Have a contract. A really good one.   The process of negotiating an agreement might feel awkward, but if everyone’s goal is to have a good experience, you should have no trouble being able to honestly express your needs and wants. Take the time to consider everything you would want to specify so there is no confusion down the road. The best prevention is good communication.  When we leased out my large pony, we asked several reputable trainers for their draft agreements and then combined and edited them into one that suited us best.  Then we had it reviewed by our own trainer.  Some people might even consider using a lawyer to write their agreement, if the horse is really valuable.

Treat the horse like it was your own.  You might only have the animal for a short time, but a great horse person will care about its long-term well-being. The pony I leased last year was green and my main goal was to set her up for a successful career.  My current lease horse is 19 and, although he is perfectly sound, my trainer and I always talk about the importance of guarding his soundness long-term, not just for the summer.

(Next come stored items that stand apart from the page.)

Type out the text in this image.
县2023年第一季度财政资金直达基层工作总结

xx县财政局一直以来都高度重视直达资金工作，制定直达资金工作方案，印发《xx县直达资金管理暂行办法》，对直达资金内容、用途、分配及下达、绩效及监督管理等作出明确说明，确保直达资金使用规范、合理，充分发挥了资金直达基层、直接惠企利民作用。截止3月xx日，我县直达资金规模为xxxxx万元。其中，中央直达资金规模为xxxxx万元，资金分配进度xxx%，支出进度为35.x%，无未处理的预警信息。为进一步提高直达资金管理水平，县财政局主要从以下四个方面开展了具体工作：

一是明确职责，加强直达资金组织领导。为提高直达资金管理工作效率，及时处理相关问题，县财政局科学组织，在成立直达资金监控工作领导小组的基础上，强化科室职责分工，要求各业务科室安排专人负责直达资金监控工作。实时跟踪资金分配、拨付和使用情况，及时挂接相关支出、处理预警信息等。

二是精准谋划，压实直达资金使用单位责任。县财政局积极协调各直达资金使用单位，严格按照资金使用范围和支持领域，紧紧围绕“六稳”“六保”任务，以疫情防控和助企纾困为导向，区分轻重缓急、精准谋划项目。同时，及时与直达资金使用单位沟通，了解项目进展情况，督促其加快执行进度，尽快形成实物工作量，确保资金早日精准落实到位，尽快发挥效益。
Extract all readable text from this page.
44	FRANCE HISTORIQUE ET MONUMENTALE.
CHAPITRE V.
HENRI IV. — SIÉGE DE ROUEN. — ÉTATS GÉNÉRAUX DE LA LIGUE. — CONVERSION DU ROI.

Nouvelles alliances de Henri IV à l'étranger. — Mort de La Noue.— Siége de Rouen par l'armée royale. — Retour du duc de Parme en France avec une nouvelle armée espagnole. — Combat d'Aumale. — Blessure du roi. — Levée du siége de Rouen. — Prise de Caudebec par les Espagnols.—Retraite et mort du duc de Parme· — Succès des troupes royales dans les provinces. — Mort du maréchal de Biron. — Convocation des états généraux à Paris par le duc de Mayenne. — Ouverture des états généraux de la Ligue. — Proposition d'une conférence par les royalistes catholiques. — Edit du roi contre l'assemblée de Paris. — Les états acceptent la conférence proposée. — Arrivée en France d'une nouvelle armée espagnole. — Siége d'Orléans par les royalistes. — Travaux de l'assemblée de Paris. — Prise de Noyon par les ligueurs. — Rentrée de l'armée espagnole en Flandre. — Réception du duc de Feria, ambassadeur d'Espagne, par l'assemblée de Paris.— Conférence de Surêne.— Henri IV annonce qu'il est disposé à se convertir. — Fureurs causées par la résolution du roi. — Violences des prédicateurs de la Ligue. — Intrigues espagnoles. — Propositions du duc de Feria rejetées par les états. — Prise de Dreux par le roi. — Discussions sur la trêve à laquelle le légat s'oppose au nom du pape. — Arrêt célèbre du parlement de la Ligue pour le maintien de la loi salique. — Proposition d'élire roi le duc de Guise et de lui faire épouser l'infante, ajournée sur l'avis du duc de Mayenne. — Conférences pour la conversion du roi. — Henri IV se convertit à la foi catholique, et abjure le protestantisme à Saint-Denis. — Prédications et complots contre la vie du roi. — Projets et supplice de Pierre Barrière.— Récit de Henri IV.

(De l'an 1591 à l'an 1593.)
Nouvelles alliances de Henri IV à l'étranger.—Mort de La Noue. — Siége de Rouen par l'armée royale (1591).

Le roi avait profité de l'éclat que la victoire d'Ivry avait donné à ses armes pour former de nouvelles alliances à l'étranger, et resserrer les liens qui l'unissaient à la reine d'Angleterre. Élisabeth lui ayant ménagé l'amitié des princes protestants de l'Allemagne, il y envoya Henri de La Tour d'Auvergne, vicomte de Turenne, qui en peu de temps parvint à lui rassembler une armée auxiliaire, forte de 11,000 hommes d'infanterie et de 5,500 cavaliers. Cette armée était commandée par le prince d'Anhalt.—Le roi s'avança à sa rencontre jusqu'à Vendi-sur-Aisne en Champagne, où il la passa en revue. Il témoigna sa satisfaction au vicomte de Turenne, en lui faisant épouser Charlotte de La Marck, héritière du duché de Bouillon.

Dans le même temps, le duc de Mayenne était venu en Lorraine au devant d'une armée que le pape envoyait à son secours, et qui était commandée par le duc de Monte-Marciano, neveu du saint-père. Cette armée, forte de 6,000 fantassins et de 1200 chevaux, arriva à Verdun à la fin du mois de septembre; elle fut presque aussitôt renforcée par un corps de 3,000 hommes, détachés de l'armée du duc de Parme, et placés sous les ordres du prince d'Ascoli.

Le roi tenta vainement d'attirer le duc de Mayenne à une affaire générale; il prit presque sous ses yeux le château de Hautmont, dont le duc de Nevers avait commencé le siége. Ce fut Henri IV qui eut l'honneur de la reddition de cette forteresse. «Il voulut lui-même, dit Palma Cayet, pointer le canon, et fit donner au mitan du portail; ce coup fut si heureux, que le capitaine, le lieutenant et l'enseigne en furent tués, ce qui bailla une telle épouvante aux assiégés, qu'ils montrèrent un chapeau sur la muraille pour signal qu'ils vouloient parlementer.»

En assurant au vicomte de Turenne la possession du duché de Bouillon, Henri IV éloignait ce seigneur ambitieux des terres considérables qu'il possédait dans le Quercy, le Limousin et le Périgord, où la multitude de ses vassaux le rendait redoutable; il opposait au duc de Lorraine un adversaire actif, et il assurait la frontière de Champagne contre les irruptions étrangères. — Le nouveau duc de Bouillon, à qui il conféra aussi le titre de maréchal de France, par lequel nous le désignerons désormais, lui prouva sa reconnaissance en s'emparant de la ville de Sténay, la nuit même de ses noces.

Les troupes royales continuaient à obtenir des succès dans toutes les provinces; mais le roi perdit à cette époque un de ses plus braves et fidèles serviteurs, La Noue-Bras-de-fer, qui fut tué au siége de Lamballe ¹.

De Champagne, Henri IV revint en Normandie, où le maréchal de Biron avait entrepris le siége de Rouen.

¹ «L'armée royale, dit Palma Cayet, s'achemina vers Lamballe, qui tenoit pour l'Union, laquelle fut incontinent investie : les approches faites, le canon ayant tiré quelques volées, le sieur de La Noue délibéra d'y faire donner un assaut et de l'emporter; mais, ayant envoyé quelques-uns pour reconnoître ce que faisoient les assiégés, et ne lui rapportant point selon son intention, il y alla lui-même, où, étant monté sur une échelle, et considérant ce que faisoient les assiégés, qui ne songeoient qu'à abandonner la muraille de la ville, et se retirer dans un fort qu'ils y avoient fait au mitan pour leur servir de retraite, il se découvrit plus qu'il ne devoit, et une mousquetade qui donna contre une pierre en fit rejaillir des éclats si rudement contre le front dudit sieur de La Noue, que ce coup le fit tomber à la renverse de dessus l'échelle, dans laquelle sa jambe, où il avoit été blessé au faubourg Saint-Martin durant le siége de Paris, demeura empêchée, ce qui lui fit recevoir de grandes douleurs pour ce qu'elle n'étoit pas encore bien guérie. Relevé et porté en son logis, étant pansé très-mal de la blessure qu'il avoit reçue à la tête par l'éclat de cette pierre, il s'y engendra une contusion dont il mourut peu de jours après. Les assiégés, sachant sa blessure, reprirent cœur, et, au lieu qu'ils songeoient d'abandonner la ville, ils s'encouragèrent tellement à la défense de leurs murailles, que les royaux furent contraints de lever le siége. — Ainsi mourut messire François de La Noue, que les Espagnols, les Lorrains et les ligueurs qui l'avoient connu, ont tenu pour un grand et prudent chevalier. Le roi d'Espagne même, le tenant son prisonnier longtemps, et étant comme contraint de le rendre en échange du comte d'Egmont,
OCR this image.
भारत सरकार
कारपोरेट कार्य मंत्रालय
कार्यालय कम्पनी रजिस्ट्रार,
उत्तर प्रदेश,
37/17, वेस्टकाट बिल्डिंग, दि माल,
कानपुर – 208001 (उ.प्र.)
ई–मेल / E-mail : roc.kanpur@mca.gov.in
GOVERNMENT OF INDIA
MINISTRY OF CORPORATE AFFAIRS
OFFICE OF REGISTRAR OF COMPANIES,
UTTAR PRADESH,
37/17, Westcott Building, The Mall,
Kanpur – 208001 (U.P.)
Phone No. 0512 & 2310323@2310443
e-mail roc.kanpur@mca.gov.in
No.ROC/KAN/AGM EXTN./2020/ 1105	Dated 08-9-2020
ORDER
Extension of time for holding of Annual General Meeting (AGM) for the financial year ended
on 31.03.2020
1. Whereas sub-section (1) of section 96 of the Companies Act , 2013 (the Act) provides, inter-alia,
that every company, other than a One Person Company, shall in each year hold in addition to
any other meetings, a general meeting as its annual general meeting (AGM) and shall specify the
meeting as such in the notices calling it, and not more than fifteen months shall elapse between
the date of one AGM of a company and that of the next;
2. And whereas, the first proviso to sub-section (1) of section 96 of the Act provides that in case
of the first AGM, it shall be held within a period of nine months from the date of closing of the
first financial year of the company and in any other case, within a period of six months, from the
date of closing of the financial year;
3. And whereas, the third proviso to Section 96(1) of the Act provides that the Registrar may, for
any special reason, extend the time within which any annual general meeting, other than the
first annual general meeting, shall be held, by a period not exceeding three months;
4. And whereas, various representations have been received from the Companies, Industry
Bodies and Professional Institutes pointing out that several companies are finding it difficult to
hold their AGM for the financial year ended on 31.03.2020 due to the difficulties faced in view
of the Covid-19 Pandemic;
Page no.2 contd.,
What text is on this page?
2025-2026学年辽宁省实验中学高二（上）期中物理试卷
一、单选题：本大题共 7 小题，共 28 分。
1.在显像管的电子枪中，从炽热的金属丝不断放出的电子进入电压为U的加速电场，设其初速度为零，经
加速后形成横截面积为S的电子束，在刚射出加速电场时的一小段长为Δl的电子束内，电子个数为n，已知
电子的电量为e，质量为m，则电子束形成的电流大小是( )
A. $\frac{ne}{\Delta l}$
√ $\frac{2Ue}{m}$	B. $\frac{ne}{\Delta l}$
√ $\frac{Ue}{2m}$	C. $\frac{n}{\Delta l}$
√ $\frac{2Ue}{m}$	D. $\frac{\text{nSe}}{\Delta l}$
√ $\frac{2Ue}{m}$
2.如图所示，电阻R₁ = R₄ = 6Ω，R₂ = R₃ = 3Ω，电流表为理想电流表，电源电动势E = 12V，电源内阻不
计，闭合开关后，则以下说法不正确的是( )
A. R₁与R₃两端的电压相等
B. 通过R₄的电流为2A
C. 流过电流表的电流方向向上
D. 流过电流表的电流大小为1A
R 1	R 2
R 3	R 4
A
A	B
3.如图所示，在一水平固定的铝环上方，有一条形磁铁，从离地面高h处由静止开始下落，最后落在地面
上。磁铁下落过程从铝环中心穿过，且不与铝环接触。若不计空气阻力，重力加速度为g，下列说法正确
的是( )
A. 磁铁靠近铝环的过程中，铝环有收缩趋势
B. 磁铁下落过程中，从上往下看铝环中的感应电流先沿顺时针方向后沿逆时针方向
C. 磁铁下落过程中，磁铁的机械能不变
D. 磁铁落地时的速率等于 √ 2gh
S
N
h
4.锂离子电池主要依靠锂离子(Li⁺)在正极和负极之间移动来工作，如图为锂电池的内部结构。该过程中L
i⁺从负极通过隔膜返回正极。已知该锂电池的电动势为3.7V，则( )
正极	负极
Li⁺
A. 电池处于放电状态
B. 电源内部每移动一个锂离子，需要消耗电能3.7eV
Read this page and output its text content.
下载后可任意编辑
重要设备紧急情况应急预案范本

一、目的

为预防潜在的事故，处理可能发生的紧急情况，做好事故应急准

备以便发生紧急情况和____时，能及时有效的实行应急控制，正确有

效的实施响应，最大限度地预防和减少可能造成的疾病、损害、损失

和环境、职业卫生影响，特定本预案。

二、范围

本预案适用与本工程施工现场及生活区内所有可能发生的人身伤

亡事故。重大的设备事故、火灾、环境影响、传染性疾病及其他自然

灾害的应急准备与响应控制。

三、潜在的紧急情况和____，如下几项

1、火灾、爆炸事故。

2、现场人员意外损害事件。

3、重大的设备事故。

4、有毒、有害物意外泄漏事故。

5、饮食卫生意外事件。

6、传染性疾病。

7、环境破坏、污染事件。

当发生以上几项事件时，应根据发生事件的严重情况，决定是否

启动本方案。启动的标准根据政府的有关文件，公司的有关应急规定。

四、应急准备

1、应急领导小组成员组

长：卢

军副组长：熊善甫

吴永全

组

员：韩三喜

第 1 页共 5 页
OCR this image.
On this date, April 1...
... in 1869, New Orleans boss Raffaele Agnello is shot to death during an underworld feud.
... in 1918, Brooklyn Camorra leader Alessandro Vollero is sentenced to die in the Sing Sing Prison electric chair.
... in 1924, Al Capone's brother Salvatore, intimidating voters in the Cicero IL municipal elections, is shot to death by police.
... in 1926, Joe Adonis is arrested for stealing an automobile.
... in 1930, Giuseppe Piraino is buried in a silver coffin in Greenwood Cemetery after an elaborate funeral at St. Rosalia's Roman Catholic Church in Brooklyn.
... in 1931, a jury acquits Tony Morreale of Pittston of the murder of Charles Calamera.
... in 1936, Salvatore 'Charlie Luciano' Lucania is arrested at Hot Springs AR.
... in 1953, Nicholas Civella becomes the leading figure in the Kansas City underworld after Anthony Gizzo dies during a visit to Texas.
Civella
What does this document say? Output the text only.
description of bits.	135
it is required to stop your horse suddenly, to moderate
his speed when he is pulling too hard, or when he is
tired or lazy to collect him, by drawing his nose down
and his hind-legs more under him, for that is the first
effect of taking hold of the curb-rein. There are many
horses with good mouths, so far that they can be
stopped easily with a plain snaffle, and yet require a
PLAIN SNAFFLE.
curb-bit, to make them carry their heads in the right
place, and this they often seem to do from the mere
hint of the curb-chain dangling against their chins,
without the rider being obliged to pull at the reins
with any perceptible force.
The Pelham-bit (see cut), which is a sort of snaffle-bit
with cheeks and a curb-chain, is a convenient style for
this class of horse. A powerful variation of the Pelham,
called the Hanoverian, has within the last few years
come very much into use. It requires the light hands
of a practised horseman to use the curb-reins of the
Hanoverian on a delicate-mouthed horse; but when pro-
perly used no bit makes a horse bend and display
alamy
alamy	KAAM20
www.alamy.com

I have enough respect for myself and love for him to not push him to breaking point just to win ribbons. I take care of my lease horses with the same consideration for their future as I would if I owned them.

Represent the horse well on social media. Make sure videos, photos, captions and nicknames are flattering. Everyone has difficult days or tough rides, but be thoughtful about the image you create for the horse. The owner and agent will appreciate your professionalism and it will help the horse go to another good trainer and home when it leaves you.  In the same way you care about your horse’s physical well-being, you should also care for how they are presented on the internet.

Be considerate of the other people in the agreement.  If you are the owner, try to not be a helicopter pony parent. Leave the leaser to quietly enjoy your horse. They won’t have your horse forever and you don’t want to deter future leasers by getting a reputation for being annoying.  If you are the leaser, send updates and pics, when you can. They will reassure the owner that their baby is well taken care of.  I have always invited the owners to come watch my horse shows. It means a lot to me when owners are happy I have their horse.

Whether you are the owner or the leaser, always put the horse first. One good year can turn into two. It is a great way to ride horses you could never afford to purchase or to keep horses you never want to sell.  Every lease is a really great way to make connections in the industry!